On our office wall, we have a line up of the M2 covers. This issue will be the 167th. Each is kind of a captured moment. Each a chapter in a string of months in a string of years. Often covers are representative of events completely unrelated to the cover or the magazine, but just a representation of a big event, sometimes personal, sometimes global, sometimes good and sometimes bad. When I look at the wall, I can see the moment when we purchased our first home, the Indonesian Tsunami, the Christchurch Earthquakes, the birth of a child, the death of a father, the week I spent with the Triad, the loss of an America’s Cup, the winning of an America’s Cup.
But this issue, of course, marks a moment that will cast a shadow far beyond a month. As a country, we will deal with the ramifications of the Christchurch terrorist attacks for a long time to come. We will reflect on an undercurrent of racism, we will celebrate our unity, we will make a law change regarding military-style semi-automatic weapons, that in hindsight should have happened a long time ago. We will look for reasons, we will try and carve out blame, we will try and process our guilt, we will cry for justice, we will mock a certain Australian Senator and face more complex diplomatic relationships, but slowly the coverage will wane.
But in the events that have profound global and political impacts, the biggest tragedy comes not from the scale of these ramifications, but still from the very individual and personal human loss. The senseless loss of a mother, or father, or child, or brother, or sister, or grandfather, or cousin or friend.

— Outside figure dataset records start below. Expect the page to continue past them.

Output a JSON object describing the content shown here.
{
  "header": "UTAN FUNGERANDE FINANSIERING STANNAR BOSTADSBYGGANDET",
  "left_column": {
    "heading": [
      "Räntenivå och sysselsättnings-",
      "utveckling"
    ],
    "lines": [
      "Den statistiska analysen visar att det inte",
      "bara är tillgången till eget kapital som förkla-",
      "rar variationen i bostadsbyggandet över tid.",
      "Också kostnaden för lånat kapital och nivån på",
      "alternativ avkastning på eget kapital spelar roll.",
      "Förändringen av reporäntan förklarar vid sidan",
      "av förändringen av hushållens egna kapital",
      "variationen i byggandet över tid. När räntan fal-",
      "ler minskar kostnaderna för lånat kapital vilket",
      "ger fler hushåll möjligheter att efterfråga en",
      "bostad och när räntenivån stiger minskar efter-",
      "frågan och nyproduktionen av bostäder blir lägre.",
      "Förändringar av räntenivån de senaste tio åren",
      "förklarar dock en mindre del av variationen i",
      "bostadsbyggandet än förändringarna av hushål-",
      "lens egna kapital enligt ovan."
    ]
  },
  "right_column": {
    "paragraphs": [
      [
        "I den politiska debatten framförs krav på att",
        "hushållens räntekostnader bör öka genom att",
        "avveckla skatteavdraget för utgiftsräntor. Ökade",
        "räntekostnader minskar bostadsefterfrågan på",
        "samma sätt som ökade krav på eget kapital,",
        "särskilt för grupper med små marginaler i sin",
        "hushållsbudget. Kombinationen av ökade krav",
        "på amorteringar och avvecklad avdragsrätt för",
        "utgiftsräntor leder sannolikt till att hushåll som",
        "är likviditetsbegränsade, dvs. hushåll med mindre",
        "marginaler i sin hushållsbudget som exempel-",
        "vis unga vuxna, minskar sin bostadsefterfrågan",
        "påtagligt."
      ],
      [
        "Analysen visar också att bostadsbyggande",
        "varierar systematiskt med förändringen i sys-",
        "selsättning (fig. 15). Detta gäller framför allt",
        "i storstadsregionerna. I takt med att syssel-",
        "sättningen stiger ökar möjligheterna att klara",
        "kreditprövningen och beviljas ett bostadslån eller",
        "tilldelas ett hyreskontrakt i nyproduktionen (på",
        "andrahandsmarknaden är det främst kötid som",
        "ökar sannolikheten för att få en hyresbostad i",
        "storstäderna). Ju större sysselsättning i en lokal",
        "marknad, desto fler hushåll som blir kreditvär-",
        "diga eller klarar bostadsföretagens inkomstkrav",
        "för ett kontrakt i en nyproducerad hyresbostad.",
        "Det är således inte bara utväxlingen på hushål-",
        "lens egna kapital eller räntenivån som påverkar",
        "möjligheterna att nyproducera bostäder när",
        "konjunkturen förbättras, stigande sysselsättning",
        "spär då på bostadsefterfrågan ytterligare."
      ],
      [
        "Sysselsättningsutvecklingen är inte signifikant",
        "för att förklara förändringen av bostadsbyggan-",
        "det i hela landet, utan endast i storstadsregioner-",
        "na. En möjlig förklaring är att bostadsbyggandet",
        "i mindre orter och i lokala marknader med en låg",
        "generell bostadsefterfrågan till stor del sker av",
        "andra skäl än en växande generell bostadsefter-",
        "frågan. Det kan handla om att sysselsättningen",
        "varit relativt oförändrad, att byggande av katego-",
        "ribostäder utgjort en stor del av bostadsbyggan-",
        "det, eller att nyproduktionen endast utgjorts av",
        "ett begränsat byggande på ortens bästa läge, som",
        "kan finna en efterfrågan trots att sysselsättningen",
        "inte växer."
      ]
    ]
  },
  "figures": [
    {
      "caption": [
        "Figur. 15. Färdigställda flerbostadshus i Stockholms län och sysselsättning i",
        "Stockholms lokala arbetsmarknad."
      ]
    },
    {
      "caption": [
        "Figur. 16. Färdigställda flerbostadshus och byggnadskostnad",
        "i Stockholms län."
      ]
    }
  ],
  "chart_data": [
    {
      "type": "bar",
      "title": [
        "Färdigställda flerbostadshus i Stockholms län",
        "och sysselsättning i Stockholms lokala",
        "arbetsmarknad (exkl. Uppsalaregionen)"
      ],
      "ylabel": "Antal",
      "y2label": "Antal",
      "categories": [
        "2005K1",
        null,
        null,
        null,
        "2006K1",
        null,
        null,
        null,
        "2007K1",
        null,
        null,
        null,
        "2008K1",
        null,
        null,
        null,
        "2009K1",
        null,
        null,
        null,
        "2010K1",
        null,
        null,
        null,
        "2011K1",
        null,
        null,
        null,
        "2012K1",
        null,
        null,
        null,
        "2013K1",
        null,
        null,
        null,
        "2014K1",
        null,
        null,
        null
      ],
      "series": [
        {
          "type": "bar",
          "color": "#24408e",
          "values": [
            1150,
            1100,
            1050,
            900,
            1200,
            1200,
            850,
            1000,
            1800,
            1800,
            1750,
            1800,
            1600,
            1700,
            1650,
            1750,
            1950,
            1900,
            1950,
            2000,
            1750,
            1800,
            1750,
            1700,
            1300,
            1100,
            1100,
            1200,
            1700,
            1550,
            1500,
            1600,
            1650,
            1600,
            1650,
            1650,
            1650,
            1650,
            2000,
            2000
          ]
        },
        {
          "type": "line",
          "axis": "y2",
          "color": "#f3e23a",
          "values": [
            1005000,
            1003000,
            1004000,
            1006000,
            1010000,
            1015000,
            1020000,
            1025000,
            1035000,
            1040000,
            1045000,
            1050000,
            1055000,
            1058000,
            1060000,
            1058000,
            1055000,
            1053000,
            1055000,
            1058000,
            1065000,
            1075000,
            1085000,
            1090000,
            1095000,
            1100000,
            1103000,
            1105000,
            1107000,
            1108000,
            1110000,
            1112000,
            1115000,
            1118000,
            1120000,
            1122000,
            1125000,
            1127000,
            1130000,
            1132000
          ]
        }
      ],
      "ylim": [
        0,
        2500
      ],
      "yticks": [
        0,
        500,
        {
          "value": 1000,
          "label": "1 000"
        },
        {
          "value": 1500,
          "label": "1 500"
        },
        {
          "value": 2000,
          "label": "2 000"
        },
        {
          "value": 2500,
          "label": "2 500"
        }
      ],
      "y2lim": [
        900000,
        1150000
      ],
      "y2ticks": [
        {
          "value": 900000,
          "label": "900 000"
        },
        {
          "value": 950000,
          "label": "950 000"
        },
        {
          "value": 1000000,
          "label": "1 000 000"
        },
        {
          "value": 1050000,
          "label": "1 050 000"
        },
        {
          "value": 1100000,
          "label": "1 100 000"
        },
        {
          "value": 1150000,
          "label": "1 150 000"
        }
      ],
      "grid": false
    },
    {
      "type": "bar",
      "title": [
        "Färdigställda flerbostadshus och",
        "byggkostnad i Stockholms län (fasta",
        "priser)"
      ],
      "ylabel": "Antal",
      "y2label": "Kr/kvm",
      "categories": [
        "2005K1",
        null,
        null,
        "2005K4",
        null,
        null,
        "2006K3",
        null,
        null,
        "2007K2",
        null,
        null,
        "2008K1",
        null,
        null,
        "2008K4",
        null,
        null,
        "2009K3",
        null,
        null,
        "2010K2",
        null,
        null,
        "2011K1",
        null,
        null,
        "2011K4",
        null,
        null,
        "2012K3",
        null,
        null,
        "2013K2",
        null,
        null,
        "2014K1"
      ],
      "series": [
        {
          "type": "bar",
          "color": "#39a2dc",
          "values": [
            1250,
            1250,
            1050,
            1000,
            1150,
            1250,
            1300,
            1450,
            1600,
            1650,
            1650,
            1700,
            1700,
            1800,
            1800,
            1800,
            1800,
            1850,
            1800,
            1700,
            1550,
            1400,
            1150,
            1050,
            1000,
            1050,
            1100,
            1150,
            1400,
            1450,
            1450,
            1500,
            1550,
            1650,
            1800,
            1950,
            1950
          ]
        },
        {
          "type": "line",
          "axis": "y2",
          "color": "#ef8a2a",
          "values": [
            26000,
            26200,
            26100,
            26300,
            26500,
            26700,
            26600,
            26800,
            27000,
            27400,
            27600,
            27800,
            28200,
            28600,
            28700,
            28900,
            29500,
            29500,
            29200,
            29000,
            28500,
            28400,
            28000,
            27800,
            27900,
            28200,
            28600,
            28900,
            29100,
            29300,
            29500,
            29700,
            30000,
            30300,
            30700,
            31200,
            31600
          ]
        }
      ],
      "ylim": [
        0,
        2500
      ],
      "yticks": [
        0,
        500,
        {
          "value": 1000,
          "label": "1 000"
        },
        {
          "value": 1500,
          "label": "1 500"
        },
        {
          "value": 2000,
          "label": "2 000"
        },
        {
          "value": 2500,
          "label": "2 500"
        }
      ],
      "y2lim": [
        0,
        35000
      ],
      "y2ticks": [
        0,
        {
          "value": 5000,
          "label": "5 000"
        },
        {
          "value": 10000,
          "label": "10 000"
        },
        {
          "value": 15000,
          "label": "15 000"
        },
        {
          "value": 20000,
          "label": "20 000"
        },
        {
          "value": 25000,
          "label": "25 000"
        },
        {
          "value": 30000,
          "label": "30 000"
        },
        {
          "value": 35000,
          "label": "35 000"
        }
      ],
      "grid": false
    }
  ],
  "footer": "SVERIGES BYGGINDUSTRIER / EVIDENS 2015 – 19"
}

Whenever I look at this issue on the wall, I will try to remind myself that this isn’t just about a moment that shocked the country and the world, but it’s about the very personal and ongoing impacts on the families who lost their loved ones and also a testament to the stories of bravery and forgiveness that have come from these families. There seems little to celebrate in a time like this, but those things are worth holding onto.